To the disappointment of subcompact car fans, Honda does not appear likely to ever bring the quirky new Honda e to the United States. This is not terribly surprising, since demand for vehicles of this size in the states is quite small.
Of course, vehicle length isn't the only thing keeping the Honda e from a release stateside. Early test drives have been generally positive, but at a reported 125 miles, driving range has come up far short as well. Certainly this would be adequate for some as a commuter vehicle. But the Honda e, like the Clarity Electric and its 89 mile range, would have trouble competing in a market where ~250 miles is now the norm.

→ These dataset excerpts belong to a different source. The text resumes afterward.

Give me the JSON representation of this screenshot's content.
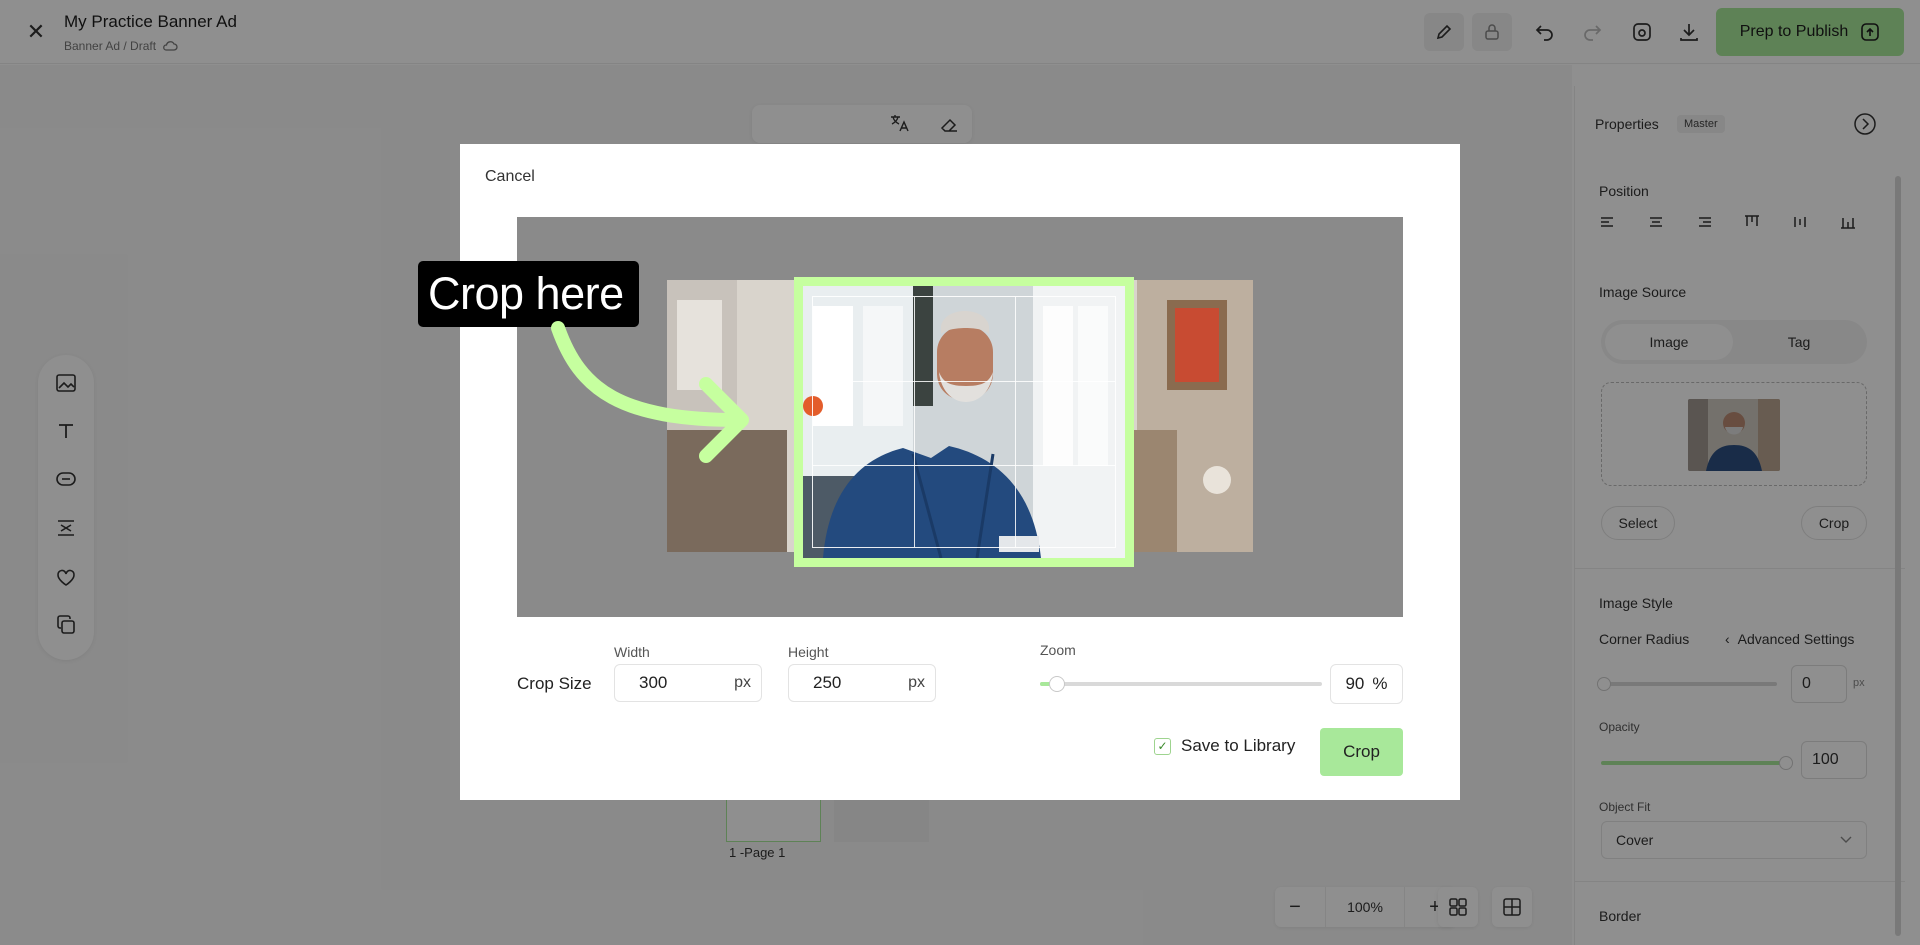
{
  "header": {
    "title": "My Practice Banner Ad",
    "breadcrumb": "Banner Ad / Draft",
    "publish_label": "Prep to Publish"
  },
  "canvas": {
    "page_label": "1 -Page 1",
    "zoom_level": "100%"
  },
  "properties": {
    "title": "Properties",
    "badge": "Master",
    "position_label": "Position",
    "image_source_label": "Image Source",
    "source_tabs": [
      "Image",
      "Tag"
    ],
    "select_label": "Select",
    "crop_label": "Crop",
    "image_style_label": "Image Style",
    "corner_radius_label": "Corner Radius",
    "advanced_label": "Advanced Settings",
    "corner_radius_value": "0",
    "corner_radius_unit": "px",
    "opacity_label": "Opacity",
    "opacity_value": "100",
    "object_fit_label": "Object Fit",
    "object_fit_value": "Cover",
    "border_label": "Border"
  },
  "crop_dialog": {
    "cancel_label": "Cancel",
    "crop_size_label": "Crop Size",
    "width_label": "Width",
    "width_value": "300",
    "height_label": "Height",
    "height_value": "250",
    "unit": "px",
    "zoom_label": "Zoom",
    "zoom_value": "90",
    "zoom_unit": "%",
    "zoom_fraction": 0.06,
    "save_to_library_label": "Save to Library",
    "save_to_library_checked": true,
    "crop_button_label": "Crop"
  },
  "callout": {
    "text": "Crop here"
  },
  "colors": {
    "accent": "#a8e89a",
    "crop_frame": "#c6ff9f",
    "callout_bg": "#000000"
  }
}
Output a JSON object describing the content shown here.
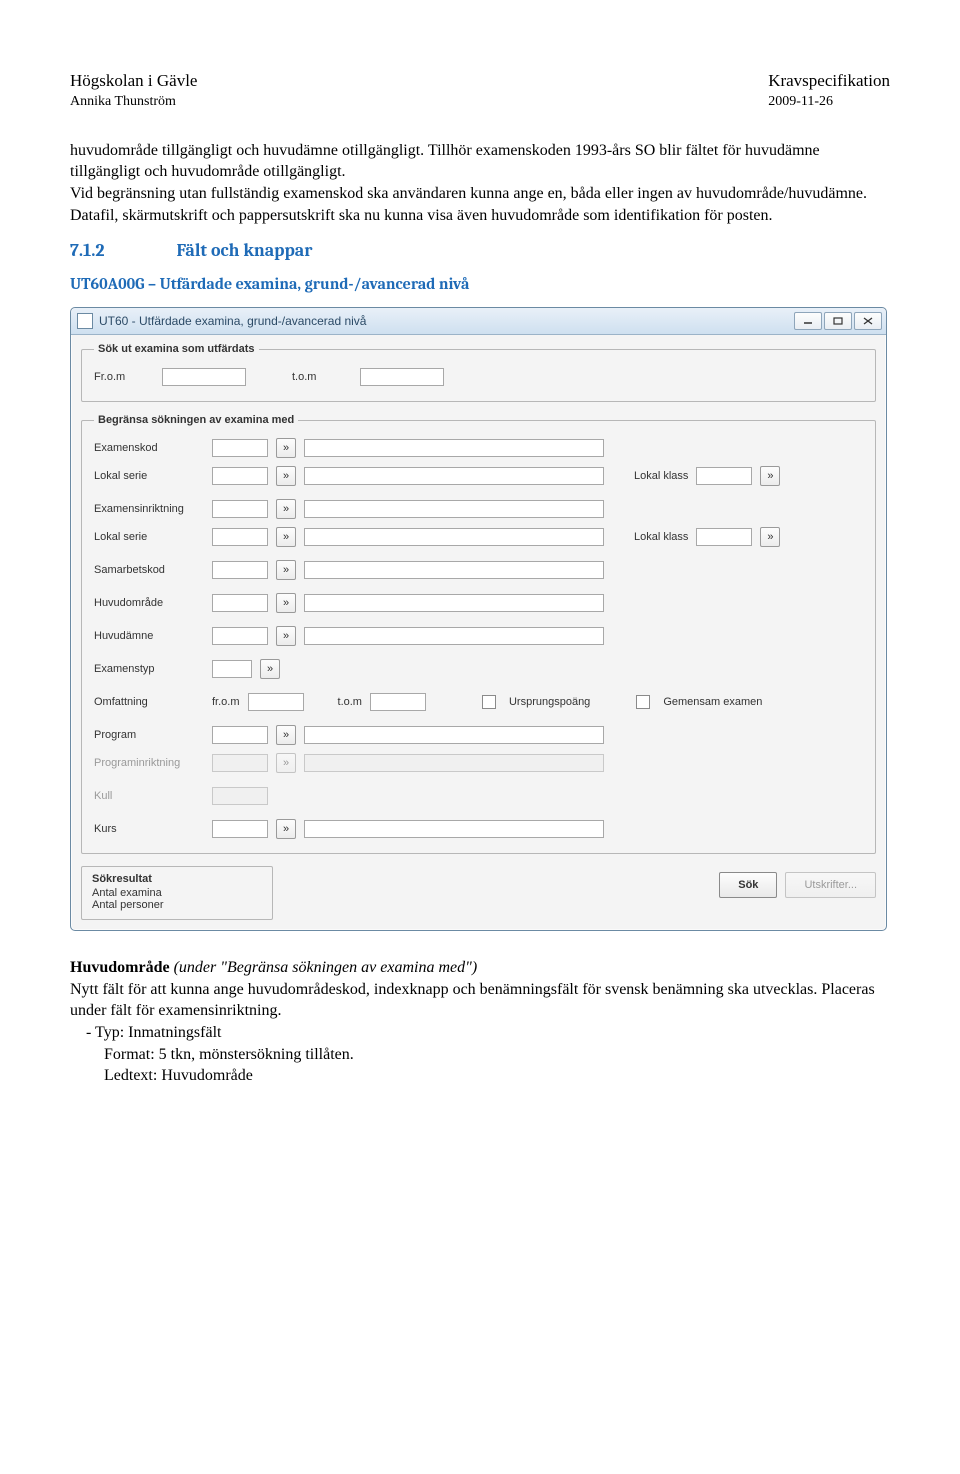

Still, Honda says it is planning for a global electric vehicle platform that will accommodate larger vehicles in more popular segments such as mid size sedans and crossovers. Tetsuya Hasebe, chief engineer of Honda's electric vehicle development, is aware of the limitations of the e. He says that the next platform will have more broad appeal. "It has a different aim from the Honda e," Said Hasabe. "This one aims for intercity, long-distance travel."
Ayumu Matso, Honda's officer in charge of power unit development says that future electric vehicles will not only go further, but the platform will also allow for significantly larger offerings. "This new architecture is designed to achieve smooth driving and highly efficient packaging. (...) We believe it will meet the needs of customers who like our C-segment and D-segment models."
This new platform was touted by CEO Takahiro Hachigo this past week along with Honda's goals for autonomous driving and mobility services. "We have introduced a new structure which enables our engineers to take on new challenges," Hachigo stated during the briefing. "We have clearly divided areas of our r&d focus into advanced technology for creating new future value and the existing area for developing uniquely Honda products in collaboration with our other business operations."
As a smaller automaker on the world stage, Honda's goals for electrification are relatively modest. The Japanese automaker wants to "electrify" two-thirds of its global lineup by 2030. Honda wants 15 percent of its global sales to be EVs by 2030. The first vehicles on the new platform are aiming to launch by 2025.